Choisis parmi plus de 18 000 candidats au terme d’un casting éprouvant, les 550 adolescents sacrifiés lors de cette projection ont remercié les producteurs pour ce moment de gloire unique. « J’attendais The Room of Corpses depuis quatre ans. Quand j’ai su qu’ils cherchaient des fans prêts à mourir pour marquer sa sortie, je n’ai pas hésité une seule seconde », a déclaré Thomas Johnberg, 16 ans, de l’Illinois. « Vous vous rendez compte ! Le plus grand film d’horreur du siècle et j’y participe, moi, un modeste lycéen de Toronto ! », s’est enthousiasmé Brad, peu avant sa décapitation. « Quand mes parents vont savoir ça ! J’espère qu’ils appelleront les voisins, à l’enterrement : ça va les moucher, ces ringards ! », a-t-il conclu, quelques secondes avant l’arrivée de la lame. Le bonheur de ses jeunes, élevés depuis l’enfance dans l’univers si particulier de la violence, a véritablement redonné du baume au cœur à l’Amérique toute entière.
Le scénario de The Room of Corpses, bien que simpliste – l’histoire d’un homme décapitant des adolescents enfermés dans une chambre à coucher -, a tiré parti d’un buzz monstre pour attirer des fans toujours plus exigeants.
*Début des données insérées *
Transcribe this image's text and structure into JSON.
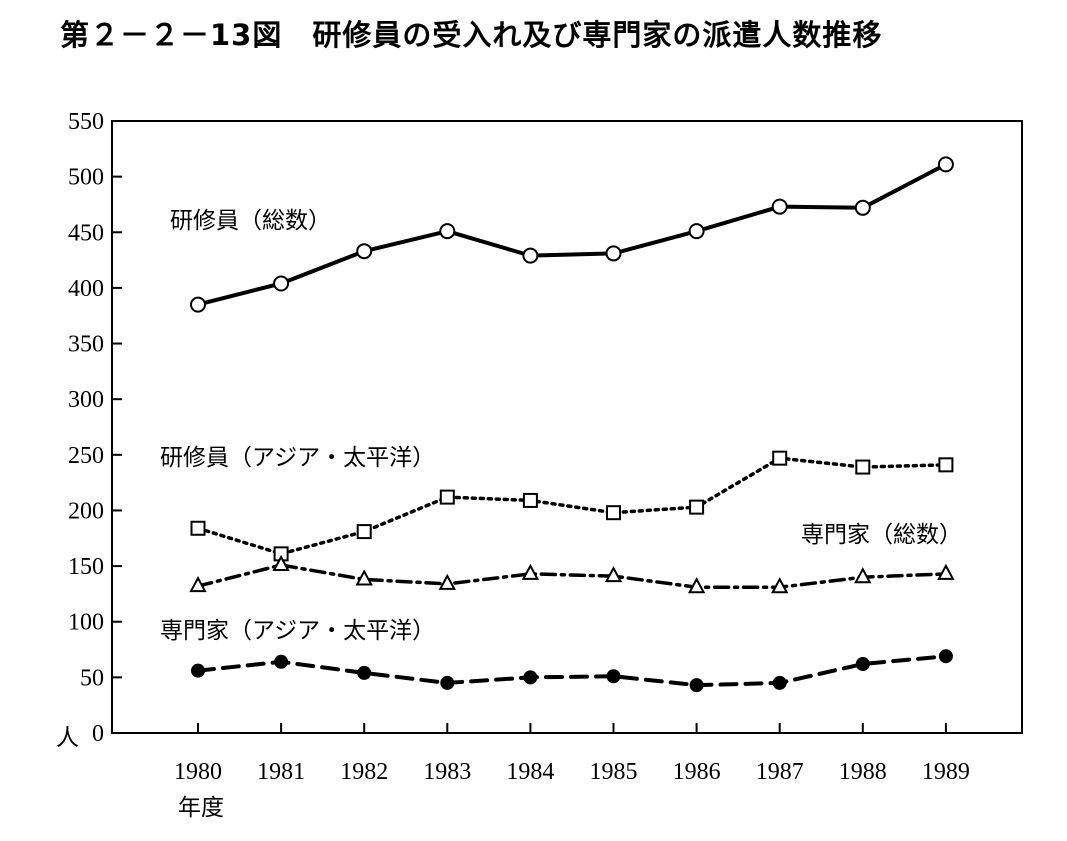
{
  "chart_data": {
    "type": "line",
    "title": "第２－２－13図　研修員の受入れ及び専門家の派遣人数推移",
    "ylabel": "人",
    "xlabel": "年度",
    "ylim": [
      0,
      550
    ],
    "yticks": [
      0,
      50,
      100,
      150,
      200,
      250,
      300,
      350,
      400,
      450,
      500,
      550
    ],
    "x": [
      1980,
      1981,
      1982,
      1983,
      1984,
      1985,
      1986,
      1987,
      1988,
      1989
    ],
    "grid": false,
    "series": [
      {
        "name": "研修員（総数）",
        "marker": "open-circle",
        "line": "solid",
        "values": [
          385,
          404,
          433,
          451,
          429,
          431,
          451,
          473,
          472,
          511
        ]
      },
      {
        "name": "研修員（アジア・太平洋）",
        "marker": "open-square",
        "line": "dotted",
        "values": [
          184,
          161,
          181,
          212,
          209,
          198,
          203,
          247,
          239,
          241
        ]
      },
      {
        "name": "専門家（総数）",
        "marker": "open-triangle",
        "line": "dash-dot",
        "values": [
          132,
          151,
          138,
          134,
          143,
          141,
          131,
          131,
          140,
          143
        ]
      },
      {
        "name": "専門家（アジア・太平洋）",
        "marker": "filled-circle",
        "line": "dashed",
        "values": [
          56,
          64,
          54,
          45,
          50,
          51,
          43,
          45,
          62,
          69
        ]
      }
    ]
  }
}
Les forums spécialisés d’Internet et plusieurs vidéos promotionnelles diffusées sur Youtube.com ont considérablement aidé à sa notoriété, que le concours imaginé par les producteurs du film n’a fait qu’amplifier.
Après le succès de la première de Nuit maudite à San Francisco, en avril, où 300 adulateurs s’étaient jetés dans une bassine d’acide sulfurique pour aider à la publicité du film, le pogrom juvénile de The Room of Corpses fait déjà de l’œuvre un futur leader du box-office. Le réalisateur Nelson Rawnghan confirme : « Nous sommes dans un monde où il faut choquer pour se faire entendre. Il y a tellement de daubes dans le milieu du cinéma que ce genre de démonstration est désormais indispensable pour se démarquer des autres. Et j’annonce même que ce massacre sera dans les bonus du DVD du film, à paraître d’ici 6 mois. Disponible aux sourds et aux malentendants, il durera 38, oui, j’ai bien dis 38 minutes ! » Mais Nelson Rawnghan ne compte pas en rester là. Des murmures prétendent qu’il serait déjà à la recherche de 40 mères enceintes pour les égorger en direct sur MTV Pulse, pour la sortie de Kill the Mum 3, prévue en février.